Mind Over Matter — Benefits of Mindfulness and Active Breathing

Bowhead Health
5 min readSep 26, 2018


When you think of mindfulness, perhaps warm spring air, a babbling brook, or a Tibetan monk lowing a monotone “hum” comes to thought. But mindfulness is simply the act of becoming more self-aware — aware of where you are and what you are doing, while simultaneously allowing yourself to not be overwhelmed by what is going on around and within you.

What we think, regardless of whether we state it out loud, can have an impact on our actions. Learning to rewire our thoughts can have powerful benefits in improving our mental and physical wellbeing. Below we will explore ways to combat stress and retrain our brain for better thinking.

Active Breathing (Deep Breathing)

Focusing on your breathing is at the core of successful mindfulness practice as you focus your attention on the present, rather than on your future worries. “Breathe in through your nose, and out through your mouth.” You may have done this countless times at your doctor’s office, while a cold stethoscope is pressed against your back. Without knowing it, you were actively breathing.

Active breathing is the voluntary control of the inhalation and exhalation of your breathing rhythm5 and research is revealing how breathing slow and steady can reduce your heart rate and activate the parasympathetic nervous system, which promotes “rest and digest” functions of the body, to calm you down.

Benefits of Mindfulness

Studies are indicating how improving your breathing practices can benefit aspects of both your physical and mental health.

Physical Health

Cortisol and Stress Reduction

Cortisol, a hormone produced by your body, acts as an indicator of stress. When you undergo a stressful event, such as cramming for an upcoming project deadline, the concentration of cortisol rises in the body to help you cope. However, cortisol release has been associated with contributing to depression, anxiety and experiences of negative emotions. Breathing interventions reduce stress by lowering cortisol levels. Cortisol concentration was observed to decrease significantly following 20 diaphragmatic breathing intervention sessions. Similarly, parents who have children or adolescents with type 1 diabetes, often deal with high stress to ensure the ongoing health of their child. These parents showed similar results with a drop in cortisol following a stress-management program using diaphragmatic breathing.

Cardiovascular Protection

According to the Heart and Stroke Foundation, high blood pressure is the number one risk factor for stroke and can put you at major risk for heart disease. Following 10 sessions of slow abdominal breathing, women with borderline high blood pressure experienced a significant drop in both systolic and diastolic blood pressures.

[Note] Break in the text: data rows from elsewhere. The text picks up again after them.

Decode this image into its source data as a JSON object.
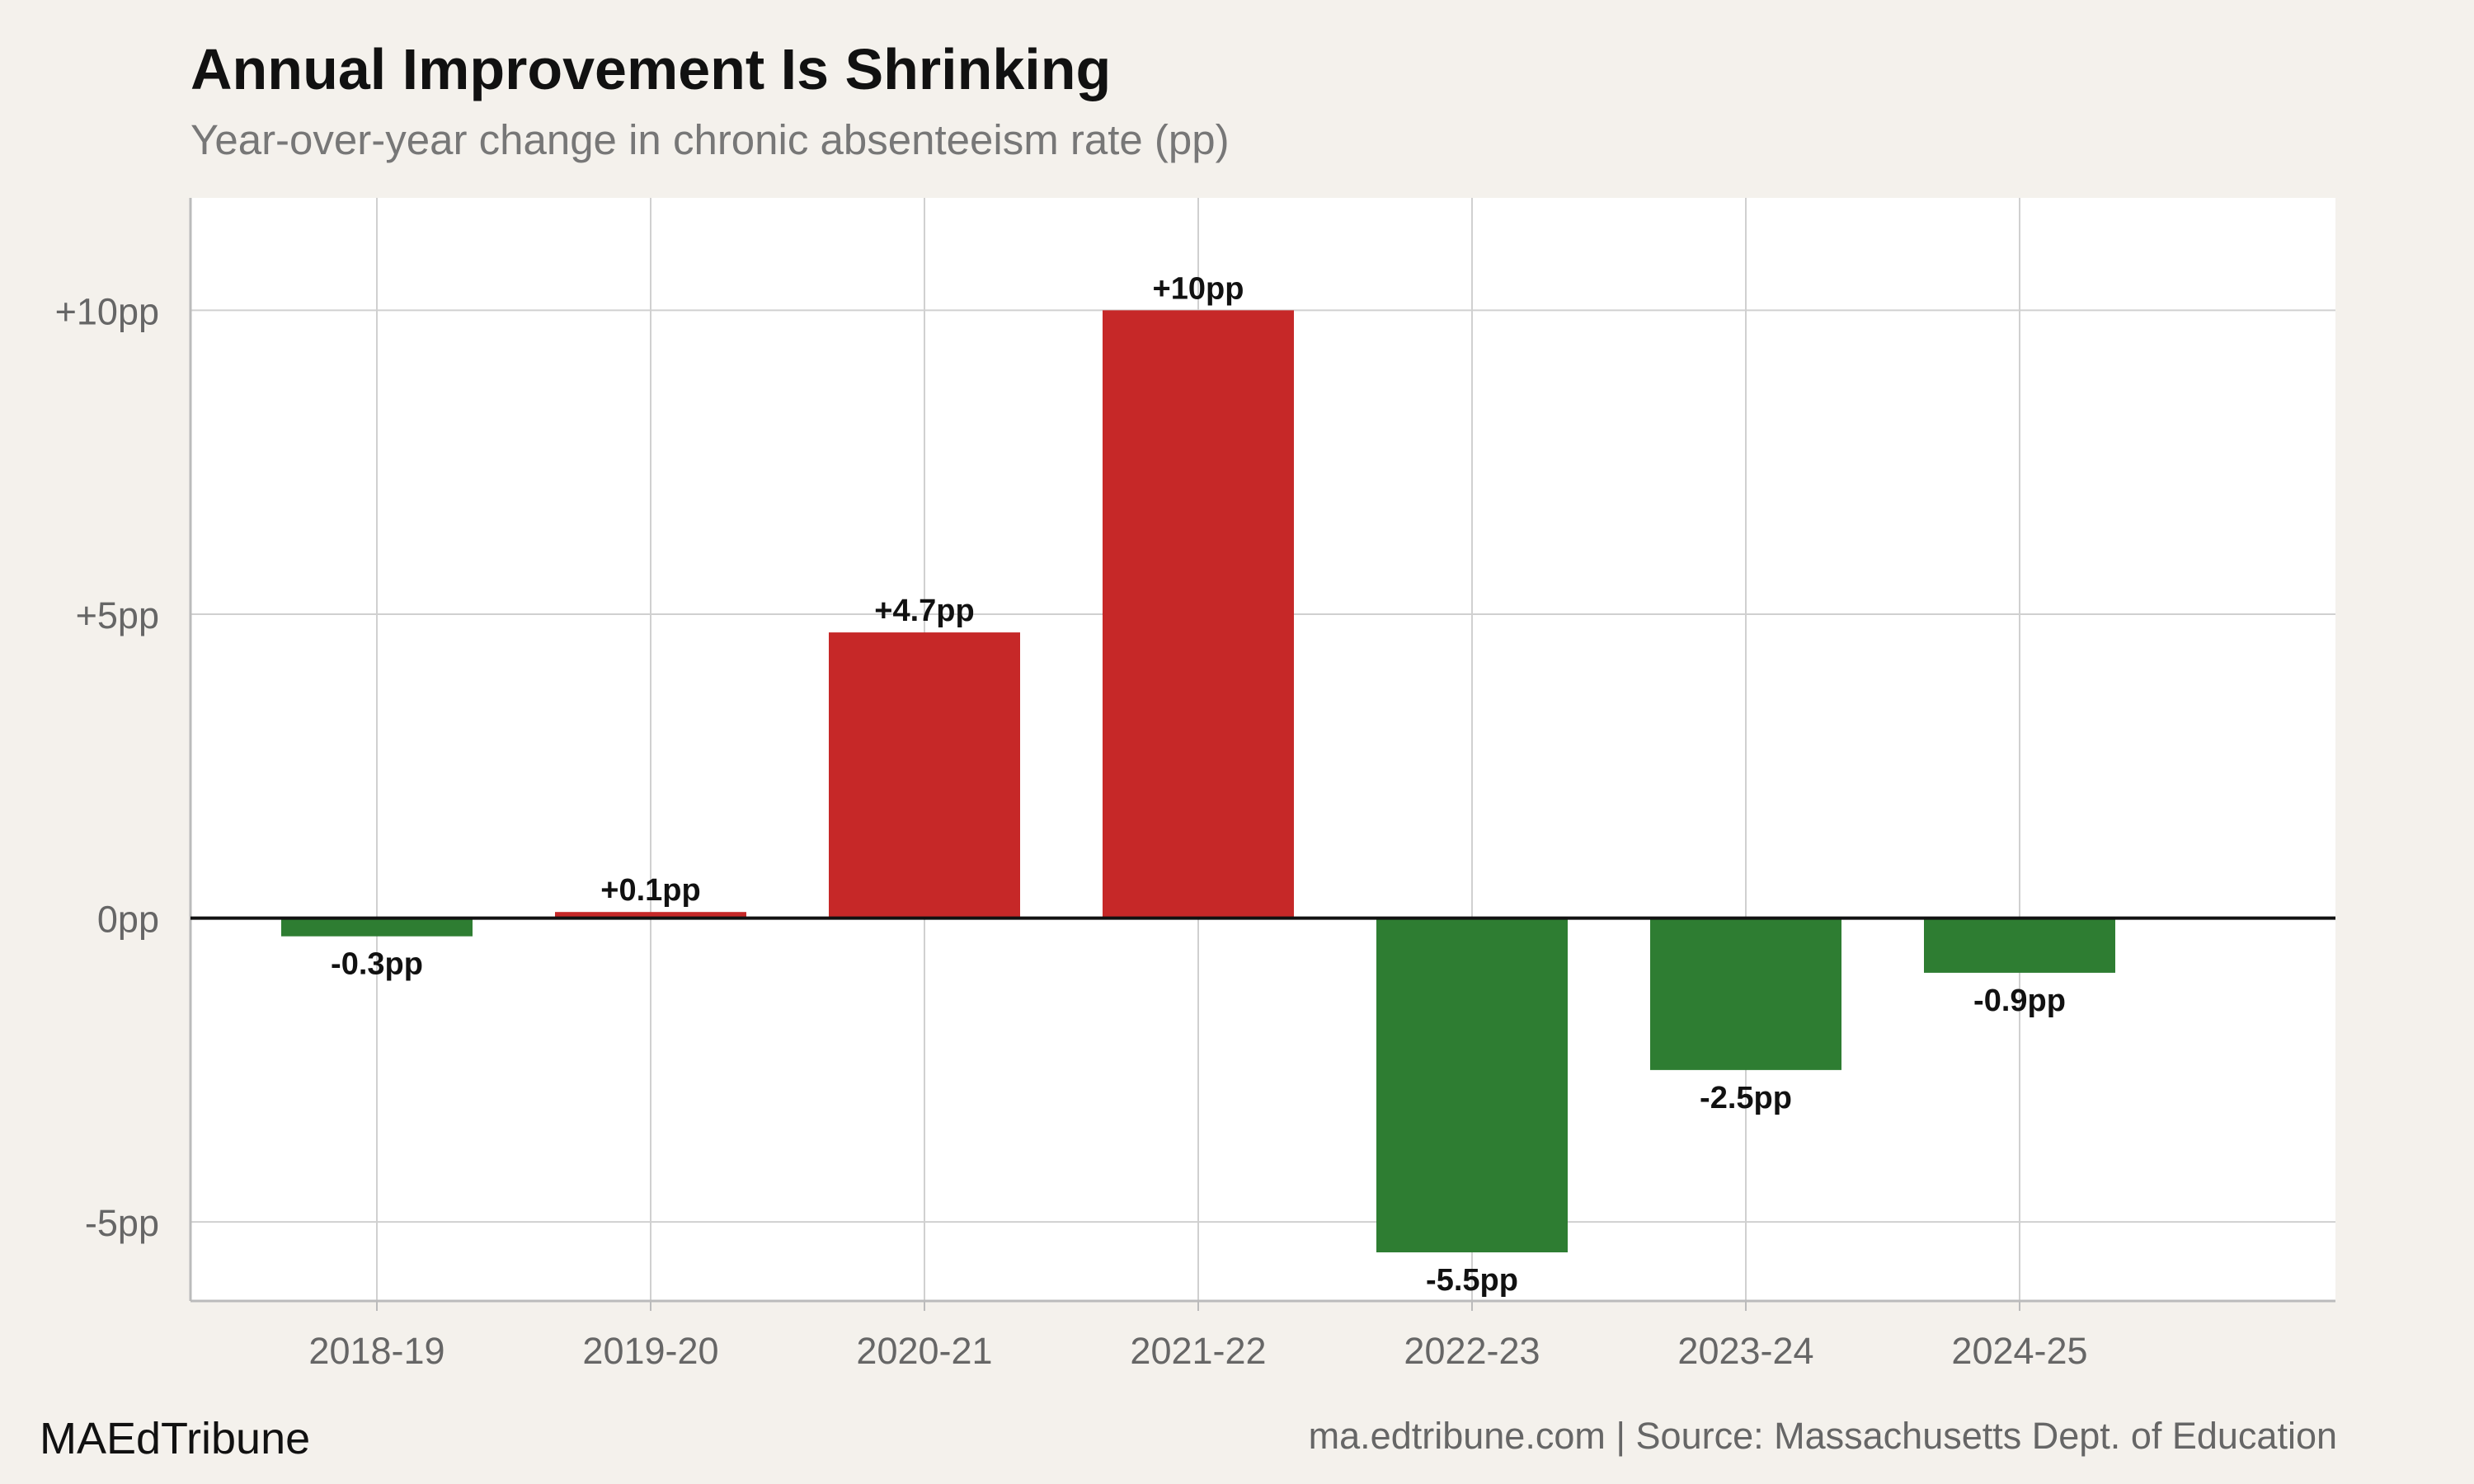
{
  "title": "Annual Improvement Is Shrinking",
  "subtitle": "Year-over-year change in chronic absenteeism rate (pp)",
  "footer": {
    "brand": "MAEdTribune",
    "source": "ma.edtribune.com | Source: Massachusetts Dept. of Education"
  },
  "chart_data": {
    "type": "bar",
    "categories": [
      "2018-19",
      "2019-20",
      "2020-21",
      "2021-22",
      "2022-23",
      "2023-24",
      "2024-25"
    ],
    "values": [
      -0.3,
      0.1,
      4.7,
      10,
      -5.5,
      -2.5,
      -0.9
    ],
    "data_labels": [
      "-0.3pp",
      "+0.1pp",
      "+4.7pp",
      "+10pp",
      "-5.5pp",
      "-2.5pp",
      "-0.9pp"
    ],
    "y_ticks": [
      -5,
      0,
      5,
      10
    ],
    "y_tick_labels": [
      "-5pp",
      "0pp",
      "+5pp",
      "+10pp"
    ],
    "ylim": [
      -6.3,
      11.85
    ],
    "grid": true,
    "colors": {
      "increase": "#c62828",
      "decrease": "#2e7d32",
      "zero_line": "#111111",
      "grid": "#d0d0d0",
      "plot_bg": "#ffffff"
    }
  }
}
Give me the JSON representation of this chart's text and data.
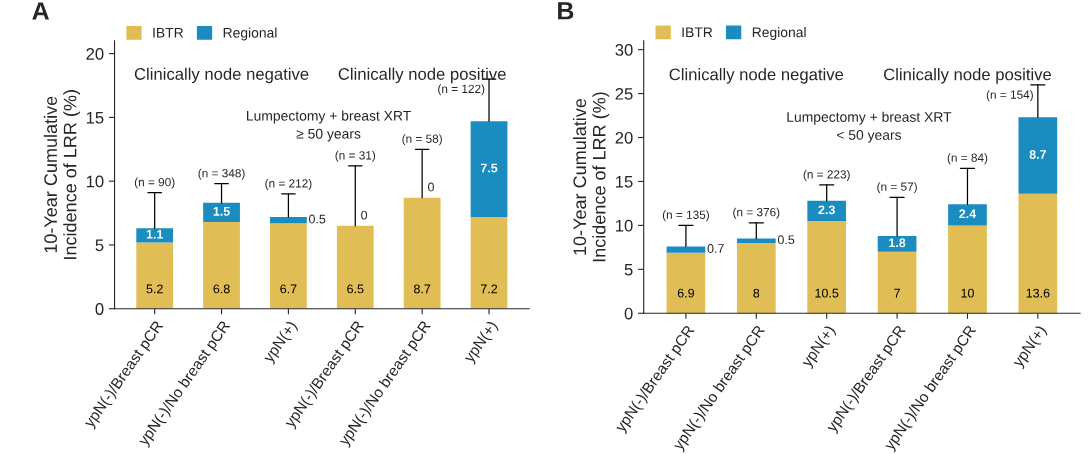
{
  "chart_data": [
    {
      "type": "bar",
      "title": "A",
      "ylabel": "10-Year Cumulative\nIncidence of LRR (%)",
      "stacked": true,
      "data_labels": true,
      "legend": "top left",
      "grid": false,
      "categories": [
        "ypN(-)/Breast pCR",
        "ypN(-)/No breast pCR",
        "ypN(+)",
        "ypN(-)/Breast pCR",
        "ypN(-)/No breast pCR",
        "ypN(+)"
      ],
      "series": [
        {
          "name": "IBTR",
          "color": "#e1bd55",
          "values": [
            5.2,
            6.8,
            6.7,
            6.5,
            8.7,
            7.2
          ]
        },
        {
          "name": "Regional",
          "color": "#1b8cbf",
          "values": [
            1.1,
            1.5,
            0.5,
            0,
            0,
            7.5
          ],
          "errors": [
            [
              6.3,
              9.1
            ],
            [
              8.3,
              9.8
            ],
            [
              7.2,
              9.0
            ],
            [
              6.5,
              11.2
            ],
            [
              8.7,
              12.5
            ],
            [
              14.7,
              18.0
            ]
          ]
        }
      ],
      "ylim": [
        0,
        21
      ],
      "yticks": [
        0,
        5,
        10,
        15,
        20
      ],
      "annotations": [
        "Clinically node negative",
        "Clinically node positive",
        "Lumpectomy + breast XRT\n≥ 50 years",
        "(n = 90)",
        "(n = 348)",
        "(n = 212)",
        "(n = 31)",
        "(n = 58)",
        "(n = 122)"
      ]
    },
    {
      "type": "bar",
      "title": "B",
      "ylabel": "10-Year Cumulative\nIncidence of LRR (%)",
      "stacked": true,
      "data_labels": true,
      "legend": "top left",
      "grid": false,
      "categories": [
        "ypN(-)/Breast pCR",
        "ypN(-)/No breast pCR",
        "ypN(+)",
        "ypN(-)/Breast pCR",
        "ypN(-)/No breast pCR",
        "ypN(+)"
      ],
      "series": [
        {
          "name": "IBTR",
          "color": "#e1bd55",
          "values": [
            6.9,
            8,
            10.5,
            7,
            10,
            13.6
          ]
        },
        {
          "name": "Regional",
          "color": "#1b8cbf",
          "values": [
            0.7,
            0.5,
            2.3,
            1.8,
            2.4,
            8.7
          ],
          "errors": [
            [
              7.6,
              10.0
            ],
            [
              8.5,
              10.3
            ],
            [
              12.8,
              14.6
            ],
            [
              8.8,
              13.2
            ],
            [
              12.4,
              16.5
            ],
            [
              22.3,
              26.0
            ]
          ]
        }
      ],
      "ylim": [
        0,
        31
      ],
      "yticks": [
        0,
        5,
        10,
        15,
        20,
        25,
        30
      ],
      "annotations": [
        "Clinically node negative",
        "Clinically node positive",
        "Lumpectomy + breast XRT\n< 50 years",
        "(n = 135)",
        "(n = 376)",
        "(n = 223)",
        "(n = 57)",
        "(n = 84)",
        "(n = 154)"
      ]
    }
  ]
}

Additionally, their systolic blood pressure remained below their starting baseline, at the one and three-month check-ups after the experiment was completed. Active breathing can also enhance cardiovascular function by improving oxygenation, lung functioning and a person’s general cardiorespiratory fitness.

Mental Health

Anxiety and Depression

Breathing exercises are being used to bring relief to those suffering from anxiety and depression. Pregnant women experiencing pre-term labour experienced reduced anxiety following 5-minute abdominal breathing interventions over a 30-session period. Similarly, patients with chronic low back pain had reduced anxiety and depression following a 7-day yoga program that incorporated breathing exercises.

Mindfulness-based therapy (MBT) is helping those with anxiety and mood disorders to rework their thinking to become more reflective rather than reactive to stressors in their life. Forming habits of healthy thinking are made by reflecting on the present moment non-judgmentally, and diverting your attention away from past or future stressors that can initiate the feelings associated with depression and anxiety. A 2010 study showed that MBT can act as an effective intervention in the treatment of anxiety and mood disorders, as patients learn to view stressful situations as manageable and non-threatening.

Attention and Cognitive Functioning

Breathing exercises may also improve concentration and is showing effectiveness as a treatment method for individuals with attention-deficit-hyperactivity disorder (ADHD). Additional studies indicated that periods of brief mindful meditation exercises were able to enhance sustained attention, and helped reduce fatigue.

Take Home Exercise

Take a moment to try relaxing with a simple deep breathing technique.

Find a quiet place to sit still or lie down. With your eyes closed, place one hand on your stomach as your other hand rests gently over your heart. Inhale slowly, allowing yourself to feel your stomach rise. Hold your breath for a brief moment before exhaling slowly, feeling the fall of your chest and stomach. Repeat this exercise while focusing on the sound of your breath, as you continue to breathe slowly and calmly.


Stress is inevitable but having to be stressed out is not. Mindfulness works to retrain your thinking to allow you to better cope with life’s difficulties. Research provides evidence that active breathing can be an effective relaxation technique to reduce stress while providing added benefits to your physical and mental wellbeing.